Chi di noi non cerca di mostrare sempre il lato migliore, chi non si rintana in casa quando è ammalato, anche solo con una semplice influenza? Pensate allora a coloro che soffrono di malattie gravi, magari incurabili. Quei mali che ti portano via tutta l’energia vitale, che ti scavano il volto, che ti fanno perdere i capelli oltre che le forze. Oggi voglio parlare di questo. Perché è un tema che non bisogna avere paura di affrontare. Io ho lottato con la persona a me più cara durante la sua malattia, abbiamo affrontato il dolore fisico, la calvizie, la parrucca, la camminata che diventa più faticosa, dico “abbiamo” perché quando il male tocca chi ami, in qualche modo distrugge anche te. Ma chi lo affronta deve affrontare anche tutte le conseguenze psicologiche, come quelle, per una donna, di vedere attaccata la sua femminilità. E non è un fatto secondario. Ecco perché voglio raccontarvi di questo piccolo grande progetto che ha realizzato l’Ospedale San Raffaele di Milano, per il sostegno delle donne in terapia oncologica, assieme a Mantero, azienda storica di tessuti.
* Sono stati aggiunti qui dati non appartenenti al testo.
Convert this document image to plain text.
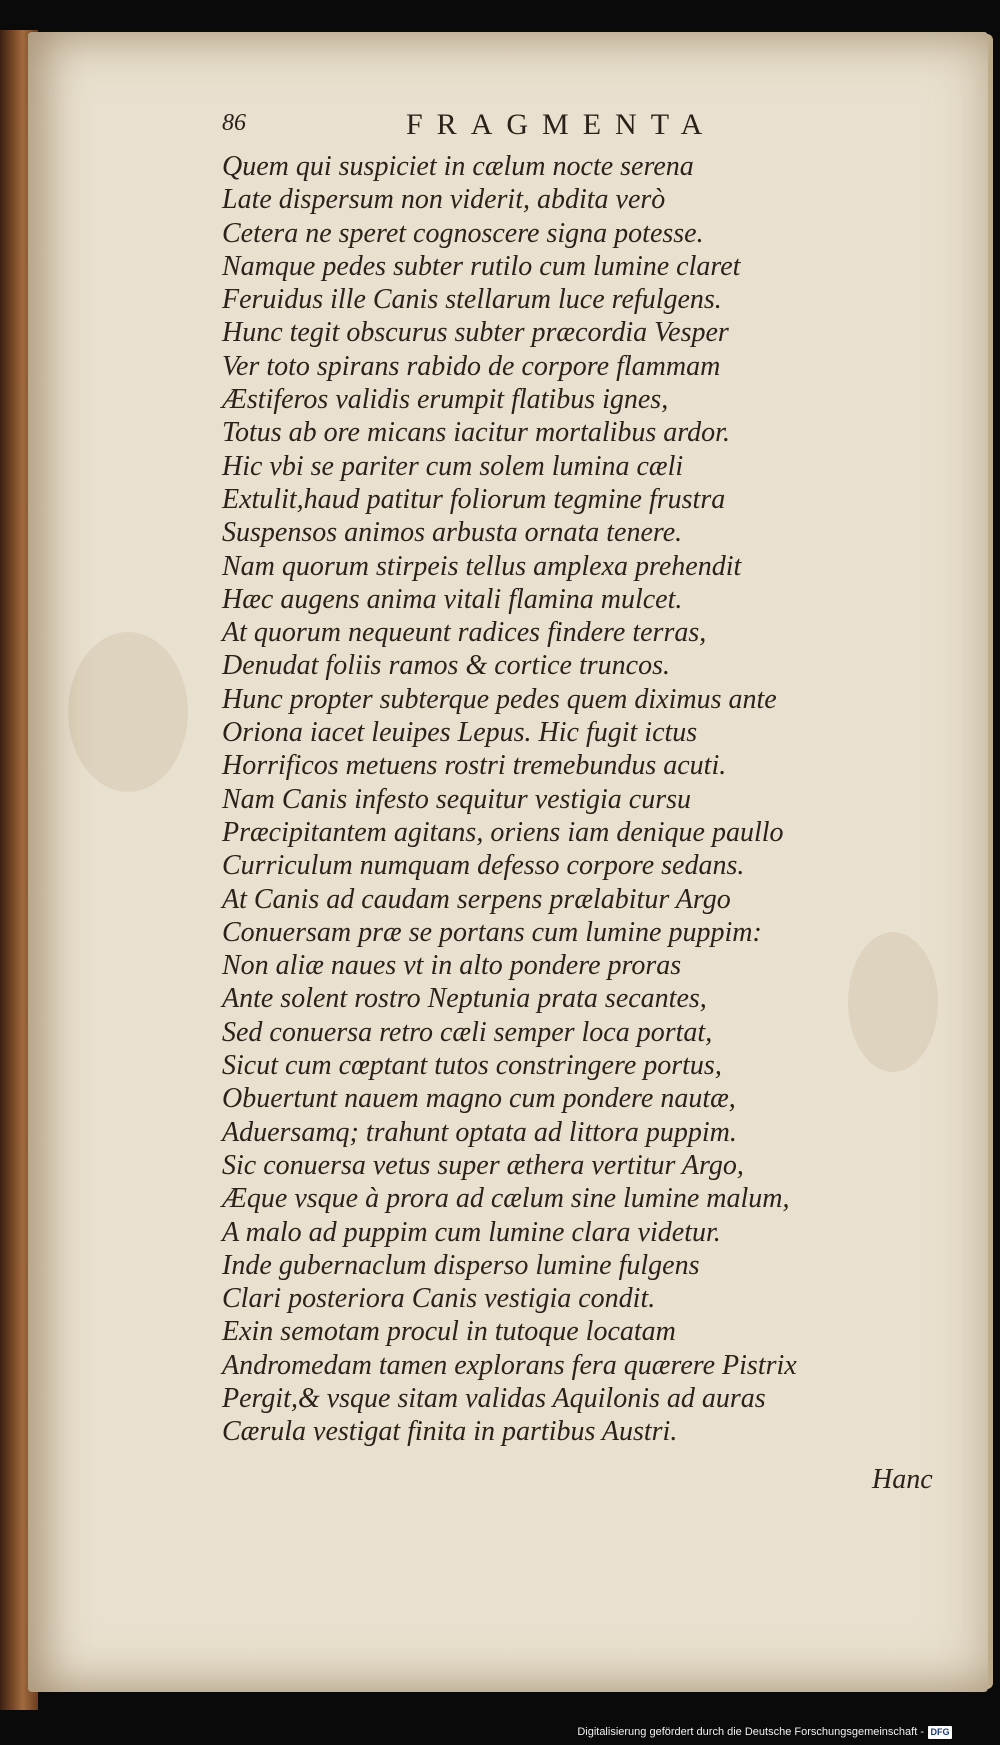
86	FRAGMENTA
Quem qui suspiciet in cælum nocte serena
Late dispersum non viderit, abdita verò
Cetera ne speret cognoscere signa potesse.
Namque pedes subter rutilo cum lumine claret
Feruidus ille Canis stellarum luce refulgens.
Hunc tegit obscurus subter præcordia Vesper
Ver toto spirans rabido de corpore flammam
Æstiferos validis erumpit flatibus ignes,
Totus ab ore micans iacitur mortalibus ardor.
Hic vbi se pariter cum solem lumina cæli
Extulit,haud patitur foliorum tegmine frustra
Suspensos animos arbusta ornata tenere.
Nam quorum stirpeis tellus amplexa prehendit
Hæc augens anima vitali flamina mulcet.
At quorum nequeunt radices findere terras,
Denudat foliis ramos & cortice truncos.
Hunc propter subterque pedes quem diximus ante
Oriona iacet leuipes Lepus. Hic fugit ictus
Horrificos metuens rostri tremebundus acuti.
Nam Canis infesto sequitur vestigia cursu
Præcipitantem agitans, oriens iam denique paullo
Curriculum numquam defesso corpore sedans.
At Canis ad caudam serpens prælabitur Argo
Conuersam præ se portans cum lumine puppim:
Non aliæ naues vt in alto pondere proras
Ante solent rostro Neptunia prata secantes,
Sed conuersa retro cæli semper loca portat,
Sicut cum cœptant tutos constringere portus,
Obuertunt nauem magno cum pondere nautæ,
Aduersamq; trahunt optata ad littora puppim.
Sic conuersa vetus super æthera vertitur Argo,
Æque vsque à prora ad cælum sine lumine malum,
A malo ad puppim cum lumine clara videtur.
Inde gubernaclum disperso lumine fulgens
Clari posteriora Canis vestigia condit.
Exin semotam procul in tutoque locatam
Andromedam tamen explorans fera quærere Pistrix
Pergit,& vsque sitam validas Aquilonis ad auras
Cærula vestigat finita in partibus Austri.
Hanc
Digitalisierung gefördert durch die Deutsche Forschungsgemeinschaft - DFG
L’iniziativa Dee di Vita supporta “Salute allo Specchio”, un progetto del San Raffaele con l’ Università vita-salute del San Raffaele, che nasce dalla convinzione che eccellenza medica e qualità della cura debbano portare al pieno recupero del benessere fisico e psicologico della persona. È un percorso volto a sostenere le donne in cura oncologica presso l’ospedale San Raffaele, per aiutarle a superare la depressione e la solitudine, e a ritrovare la femminilità e il desiderio di stare con gli altri. Ecco perché un piccolo aiuto può venire anche da un turbante, simbolo non di malattia, ma di bellezza.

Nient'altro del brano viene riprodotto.